Mittwoch, 9. Juni 2004
Russ-Scherer, Gerd Weimer und Ulla Schreiber wählen Architekten für 6 Millionen-Projekt aus - ohne Ausschreibung. Nach Beschlusslage des Gemeinderats müsste ab einer Bausumme von 75000 Euro ausgeschrieben werden.
Schwäbisches Tagblatt: 09.06.2004
„Schüler-Mensa an Stelle der Kepi-Aula

Mit einer überraschenden Hau-ruck-Planung will die Stadt den Uhlandstraßen-Schulen weiterhelfen

(...) Rund 5790000 Euro würde das Vorhaben kosten. 758 000 Euro davon werden laut Baubürgermeisterin Ulla Schreiber an der Stadt hängen bleiben, wenn Tübingen den 90-Prozent-Zuschuss aus dem Bundestopf bekäme. Das Oberschulamt habe bereits signalisiert, dass dieser Aula-Mensa-Neubau durchaus Förder-Chancen hätte. Bis 30. Juni aber sollte der städtische Antrag dafür vorliegen – und zwar mit allen nötigen Plänen und Unterlagen.
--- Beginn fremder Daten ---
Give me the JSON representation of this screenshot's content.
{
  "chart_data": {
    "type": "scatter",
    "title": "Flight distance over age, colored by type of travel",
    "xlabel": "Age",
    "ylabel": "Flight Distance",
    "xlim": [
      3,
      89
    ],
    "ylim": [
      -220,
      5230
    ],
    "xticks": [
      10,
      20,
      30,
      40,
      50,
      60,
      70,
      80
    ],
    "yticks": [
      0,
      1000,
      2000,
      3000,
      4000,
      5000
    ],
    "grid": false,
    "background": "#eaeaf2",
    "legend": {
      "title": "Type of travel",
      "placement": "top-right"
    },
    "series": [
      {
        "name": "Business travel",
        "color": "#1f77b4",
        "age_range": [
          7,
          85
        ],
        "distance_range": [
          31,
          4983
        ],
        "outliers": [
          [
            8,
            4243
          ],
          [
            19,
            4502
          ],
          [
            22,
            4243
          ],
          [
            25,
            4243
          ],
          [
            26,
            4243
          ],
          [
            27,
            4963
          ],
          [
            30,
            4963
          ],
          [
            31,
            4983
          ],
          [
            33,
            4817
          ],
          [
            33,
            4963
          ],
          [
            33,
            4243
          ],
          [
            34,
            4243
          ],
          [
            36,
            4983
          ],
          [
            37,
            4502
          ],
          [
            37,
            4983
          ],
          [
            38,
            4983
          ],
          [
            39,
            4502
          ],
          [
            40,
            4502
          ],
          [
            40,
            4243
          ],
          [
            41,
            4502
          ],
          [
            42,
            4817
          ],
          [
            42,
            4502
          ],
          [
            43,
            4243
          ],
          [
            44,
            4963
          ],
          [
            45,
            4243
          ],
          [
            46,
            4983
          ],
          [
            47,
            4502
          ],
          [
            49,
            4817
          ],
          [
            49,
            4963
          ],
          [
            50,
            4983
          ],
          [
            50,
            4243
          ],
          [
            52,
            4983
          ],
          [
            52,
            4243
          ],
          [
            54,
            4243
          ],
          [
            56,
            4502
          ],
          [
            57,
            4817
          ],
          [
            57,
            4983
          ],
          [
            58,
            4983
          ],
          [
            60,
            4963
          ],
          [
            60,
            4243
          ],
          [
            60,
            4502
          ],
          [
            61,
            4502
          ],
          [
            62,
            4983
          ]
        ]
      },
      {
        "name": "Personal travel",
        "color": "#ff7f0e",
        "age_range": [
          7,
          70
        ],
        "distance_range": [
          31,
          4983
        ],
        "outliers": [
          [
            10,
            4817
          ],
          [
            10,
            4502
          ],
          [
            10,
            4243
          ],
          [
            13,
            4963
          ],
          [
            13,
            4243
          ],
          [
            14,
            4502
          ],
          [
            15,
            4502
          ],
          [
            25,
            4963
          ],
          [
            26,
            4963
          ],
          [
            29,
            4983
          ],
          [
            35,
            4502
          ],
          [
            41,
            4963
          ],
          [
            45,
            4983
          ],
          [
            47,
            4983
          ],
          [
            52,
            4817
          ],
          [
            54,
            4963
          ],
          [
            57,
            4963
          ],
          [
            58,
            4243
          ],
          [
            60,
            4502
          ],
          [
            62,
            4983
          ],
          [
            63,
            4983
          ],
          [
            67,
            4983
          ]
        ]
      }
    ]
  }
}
Damit der Kultur- und Schulausschuss des Gemeinderats darüber am 17. Juni beraten könne, hatte das städtische Baudezernat die Planung des Projekts über einen „eintägigen Entwurfs-Workshop“ mit den Tübinger Architektur-Büros Ackermann und Raff, Baisch-Fritz und Log ID voran getrieben. Log ID hatte auf Honorarbasis schließlich die nötige „Vorentwurfsplanung“ ausgearbeitet.

Dies gefiel TüL/PDS-Stadtrat Anton Brenner nun gar nicht: „Sie können uns doch hier nicht mit einem fertigen Plan überfallen“, schimpfte er und bezeichnete das Vorgehen von Ober- und Baubürgermeisterin als „völlig illegal“. Angesichts des zuschussbedingten Zeitdrucks und der Bedeutung des Mensa-Projekts für die Uhlandstraßen-Schulen teilten die anderen Räte diese Meinung aber nicht: Das Verfahren sei „korrekt“ und „nicht zu beanstanden“, hieß es. CDU-Fraktionschef Ulrich Latus fügte an: Es sei „begrüßenswert“, dass die Rathausspitze eine erfolgversprechende Lösung gesucht habe.“

Zum Artikel im Schwäbischen Tagblatt vom 9.6.2004: „Schüler-Mensa an Stelle der Kepi-Aula“

Ein „Workshop“ ohne Beteiligung des Gemeinderats wählt einen alten Bekannten der Baubürgermeisterin als Architekten aus. Pläne 1:100 sind ausgearbeitet. Das Projekt wird 5,79 Millionen Euro kosten. Nach einem Beschluss des Gemeinderats müssen Architektenaufträge ab einer Bausumme von 150 000 DM ausgeschrieben werden. Aus gutem Grund. Wegen Eilbedürftigkeit wurde also ein Vorhaben, das 77 mal mehr kostet, freihändig vergeben. Das wird die anderen Tübinger Architekten aber freuen. Wenn Tübinger Handwerker 50 Euro teurer anbieten als Konkurrenten aus München oder Freiburg, sind sie weg vom Fenster. Da ist die Stadt überkorrekt.

Aus dem Gemeinderat heraus ist die Verwaltung schon im letzten Jahr zur Aktivität angetrieben worden. Da ist es vollends unverständlich, dass keine Zeit für eine Vorinformation blieb. Meine Stadtratskollegen haben wie so oft die Faust im Hosensack geballt und gute Mine zum bösen Spiel gemacht. Sie hoffen darauf, dass der endgültige Planungsauftrag damit noch nicht feststeht. Gerd Weimer hat mich nach der Sitzung beschworen, die „Hau-ruck-Planung“ (Schwäbisches Tagblatt) nicht zunichte zu machen, durch seine guten Beziehungen zum Oberschulamt habe er das alles für Tübingen erreichen können. Gute Beziehungen in allen Ehren, aber nach der freihändigen Vergabe des Verfügungsgebäudes des Technologieparks an Conarenco erinnert dieses neue Bubenstück an Zustände in Bananenrepubliken.